W poniedziałek 19 kwietnia odbyła się pierwsza z imprez towarzyszących X Dniom Tischnerowskim: w krakowskim V Liceum Ogólnokształcącym Wojciech Bonowicz poprowadził „Lekcję czytania”, podczas której z przybyłymi licznie uczniami analizował esej ks. Tischnera „Chochoł sarmackiej melancholii”.
Esej powstał przed czterdziestu laty. Odnosił się do atmosfery, jaka zapanowała w Polsce po wydarzeniach marcowych 1968 r. i – szerzej – do pewnego sposobu przeżywania historii i religii, obecnego w polskiej mentalności. Bonowicz skupił się najpierw na źródłach, do których nawiązał Tischner, tworząc analizowany fenomen: tytułowego „chochoła”. Oprócz „Wesela” Wyspiańskiego i tradycji młodopolskiej były to: negatywna interpretacja sarmatyzmu, filozoficzna refleksja wokół melancholii oraz twórczość Witolda Gombrowicza.
Następnie wspólnie z uczniami Bonowicz odtwarzał elementy „chocholego” postrzegania i przeżywania świata: specyficzne przeżycie czasu (jako czasu zamkniętego), stosunek do historii (która staje się historią fatalnych przypadków), podatność na melancholię (która przesłania prawdę o własnym losie), „drażnienie smaku” (epatowanie cierpieniem), antyintelektualizm (niechęć do stawiania pytań fundamentalnych) oraz osobliwy stosunek do religii (zamiast wiary – nie-niewiara, czyli postawa nie oparta na akcie zawierzenia, lecz na zamiłowaniu do pewnego obyczaju).
„Przyszło nam czytać ten tekst w nowym kontekście. Czy według was jest on aktualny?

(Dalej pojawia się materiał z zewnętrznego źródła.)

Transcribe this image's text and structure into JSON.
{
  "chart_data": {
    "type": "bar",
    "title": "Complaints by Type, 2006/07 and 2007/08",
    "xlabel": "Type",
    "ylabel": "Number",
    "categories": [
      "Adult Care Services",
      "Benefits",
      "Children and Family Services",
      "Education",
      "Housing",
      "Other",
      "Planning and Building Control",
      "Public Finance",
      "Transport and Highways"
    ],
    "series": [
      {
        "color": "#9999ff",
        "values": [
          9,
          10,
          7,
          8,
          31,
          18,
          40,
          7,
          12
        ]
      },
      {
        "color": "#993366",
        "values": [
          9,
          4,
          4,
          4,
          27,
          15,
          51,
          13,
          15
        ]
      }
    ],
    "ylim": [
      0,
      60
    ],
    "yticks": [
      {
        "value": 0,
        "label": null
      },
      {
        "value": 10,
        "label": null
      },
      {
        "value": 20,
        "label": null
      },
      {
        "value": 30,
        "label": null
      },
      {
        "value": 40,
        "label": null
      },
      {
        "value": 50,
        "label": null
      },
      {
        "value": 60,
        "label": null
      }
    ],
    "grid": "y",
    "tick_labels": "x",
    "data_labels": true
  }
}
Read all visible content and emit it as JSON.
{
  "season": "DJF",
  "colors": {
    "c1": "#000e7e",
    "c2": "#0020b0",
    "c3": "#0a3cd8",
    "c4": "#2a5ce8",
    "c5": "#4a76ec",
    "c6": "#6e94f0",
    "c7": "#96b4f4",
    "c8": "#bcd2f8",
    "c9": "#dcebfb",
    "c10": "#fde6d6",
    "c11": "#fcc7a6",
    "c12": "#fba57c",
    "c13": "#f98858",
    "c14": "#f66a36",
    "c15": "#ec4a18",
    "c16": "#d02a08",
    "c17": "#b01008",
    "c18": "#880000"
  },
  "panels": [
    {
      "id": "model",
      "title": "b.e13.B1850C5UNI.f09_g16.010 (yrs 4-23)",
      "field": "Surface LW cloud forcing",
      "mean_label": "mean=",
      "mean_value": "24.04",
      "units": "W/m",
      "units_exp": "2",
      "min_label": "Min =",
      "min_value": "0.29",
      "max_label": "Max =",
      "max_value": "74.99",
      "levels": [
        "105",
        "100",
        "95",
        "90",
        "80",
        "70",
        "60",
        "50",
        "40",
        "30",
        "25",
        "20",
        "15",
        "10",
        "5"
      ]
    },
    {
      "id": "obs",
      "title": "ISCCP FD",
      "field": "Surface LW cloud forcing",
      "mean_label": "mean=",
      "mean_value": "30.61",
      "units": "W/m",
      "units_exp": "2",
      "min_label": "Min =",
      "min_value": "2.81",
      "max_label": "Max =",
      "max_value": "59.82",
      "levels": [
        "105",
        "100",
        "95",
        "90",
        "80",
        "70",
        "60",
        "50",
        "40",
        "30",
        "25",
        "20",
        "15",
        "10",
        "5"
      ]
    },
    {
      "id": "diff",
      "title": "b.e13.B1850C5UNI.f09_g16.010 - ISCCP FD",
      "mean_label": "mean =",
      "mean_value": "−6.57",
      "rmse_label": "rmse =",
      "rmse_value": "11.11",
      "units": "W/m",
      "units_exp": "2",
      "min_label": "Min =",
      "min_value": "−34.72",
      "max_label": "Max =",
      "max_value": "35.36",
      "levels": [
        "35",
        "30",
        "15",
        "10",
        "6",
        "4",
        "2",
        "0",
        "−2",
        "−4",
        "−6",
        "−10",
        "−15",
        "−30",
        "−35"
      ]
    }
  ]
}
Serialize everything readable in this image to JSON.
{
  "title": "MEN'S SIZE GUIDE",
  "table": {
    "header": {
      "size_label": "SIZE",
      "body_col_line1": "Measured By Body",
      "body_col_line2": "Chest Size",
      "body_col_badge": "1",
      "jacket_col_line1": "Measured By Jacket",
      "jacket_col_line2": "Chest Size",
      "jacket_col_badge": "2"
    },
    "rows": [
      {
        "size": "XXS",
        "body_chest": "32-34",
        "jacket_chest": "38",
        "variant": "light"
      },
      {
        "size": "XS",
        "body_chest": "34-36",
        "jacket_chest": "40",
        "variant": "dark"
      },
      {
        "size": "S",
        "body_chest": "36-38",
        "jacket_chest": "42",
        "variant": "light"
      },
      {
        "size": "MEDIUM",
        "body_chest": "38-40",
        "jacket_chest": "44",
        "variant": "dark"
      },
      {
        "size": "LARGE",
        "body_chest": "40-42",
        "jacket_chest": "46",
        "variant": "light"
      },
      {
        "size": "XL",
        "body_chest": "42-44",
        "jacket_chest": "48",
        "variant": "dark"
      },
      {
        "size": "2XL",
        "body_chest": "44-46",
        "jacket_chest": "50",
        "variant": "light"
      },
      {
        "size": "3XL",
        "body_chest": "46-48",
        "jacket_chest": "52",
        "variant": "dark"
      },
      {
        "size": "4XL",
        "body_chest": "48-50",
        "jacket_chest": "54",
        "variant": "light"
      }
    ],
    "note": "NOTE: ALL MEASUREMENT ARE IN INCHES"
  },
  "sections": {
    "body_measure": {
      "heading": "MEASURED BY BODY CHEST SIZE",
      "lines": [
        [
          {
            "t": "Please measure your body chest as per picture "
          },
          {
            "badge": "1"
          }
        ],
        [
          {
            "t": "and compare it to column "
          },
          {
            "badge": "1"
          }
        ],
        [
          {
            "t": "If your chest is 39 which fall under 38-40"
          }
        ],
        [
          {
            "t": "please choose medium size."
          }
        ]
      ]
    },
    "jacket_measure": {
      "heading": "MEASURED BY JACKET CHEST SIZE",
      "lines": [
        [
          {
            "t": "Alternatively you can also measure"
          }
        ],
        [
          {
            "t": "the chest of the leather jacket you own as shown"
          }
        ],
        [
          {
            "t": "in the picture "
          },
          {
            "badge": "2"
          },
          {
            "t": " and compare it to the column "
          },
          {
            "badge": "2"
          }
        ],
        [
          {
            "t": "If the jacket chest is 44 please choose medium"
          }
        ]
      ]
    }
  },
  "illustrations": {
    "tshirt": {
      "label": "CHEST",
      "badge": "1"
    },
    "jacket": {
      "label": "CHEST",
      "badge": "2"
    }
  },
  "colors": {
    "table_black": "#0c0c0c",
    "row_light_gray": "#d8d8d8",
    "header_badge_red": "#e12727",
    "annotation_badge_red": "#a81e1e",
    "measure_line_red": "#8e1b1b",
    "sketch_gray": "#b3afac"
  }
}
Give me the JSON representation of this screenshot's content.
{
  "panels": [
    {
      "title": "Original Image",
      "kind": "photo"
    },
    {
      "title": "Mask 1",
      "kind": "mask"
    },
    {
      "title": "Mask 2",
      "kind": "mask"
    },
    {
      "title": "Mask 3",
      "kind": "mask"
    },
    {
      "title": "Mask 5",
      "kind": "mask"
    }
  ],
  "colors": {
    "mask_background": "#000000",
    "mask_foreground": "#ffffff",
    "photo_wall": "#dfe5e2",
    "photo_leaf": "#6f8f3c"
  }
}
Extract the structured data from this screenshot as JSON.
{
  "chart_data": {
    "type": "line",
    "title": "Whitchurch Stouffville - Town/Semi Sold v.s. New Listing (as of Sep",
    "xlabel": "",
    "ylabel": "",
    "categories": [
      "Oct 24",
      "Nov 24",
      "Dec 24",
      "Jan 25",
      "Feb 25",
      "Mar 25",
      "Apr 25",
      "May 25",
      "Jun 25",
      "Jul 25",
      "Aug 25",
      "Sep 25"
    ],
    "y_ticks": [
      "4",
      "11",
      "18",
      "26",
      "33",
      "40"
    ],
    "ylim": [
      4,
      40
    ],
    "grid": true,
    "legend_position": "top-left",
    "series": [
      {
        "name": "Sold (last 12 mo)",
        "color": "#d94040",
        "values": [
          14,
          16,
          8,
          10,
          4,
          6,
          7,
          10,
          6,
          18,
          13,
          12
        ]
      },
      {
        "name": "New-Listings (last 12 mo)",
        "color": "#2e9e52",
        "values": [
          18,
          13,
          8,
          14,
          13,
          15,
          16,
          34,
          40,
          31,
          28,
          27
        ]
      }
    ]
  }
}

Czy w naszym świecie pojawia się czasem chochoł sarmackiej melancholii?”, zapytał na koniec Bonowicz. „Zawsze jest takie niebezpieczeństwo”, odparł jeden z uczestników. „Taka jest skłonność ludzkiej natury”. „Ale czy dziś – w was lub wśród was – gnieździ się ten chochoł? Czy coś z chochoła mamy w sobie?” Na to pytanie odpowiedź nie padła. Uczniowie byli jednak zainteresowani propozycja Tischnera, a część przyznała, że sięgnie po inne jego teksty.
Organizatorem akcji „Lekcja czytania” jest Fundacja „Tygodnika Powszechnego”. W ramach tej akcji Wojciech Bonowicz będzie 29 kwietnia jeszcze raz czytał esej Tischnera – tym razem z uczniami liceum w Tarnobrzegu.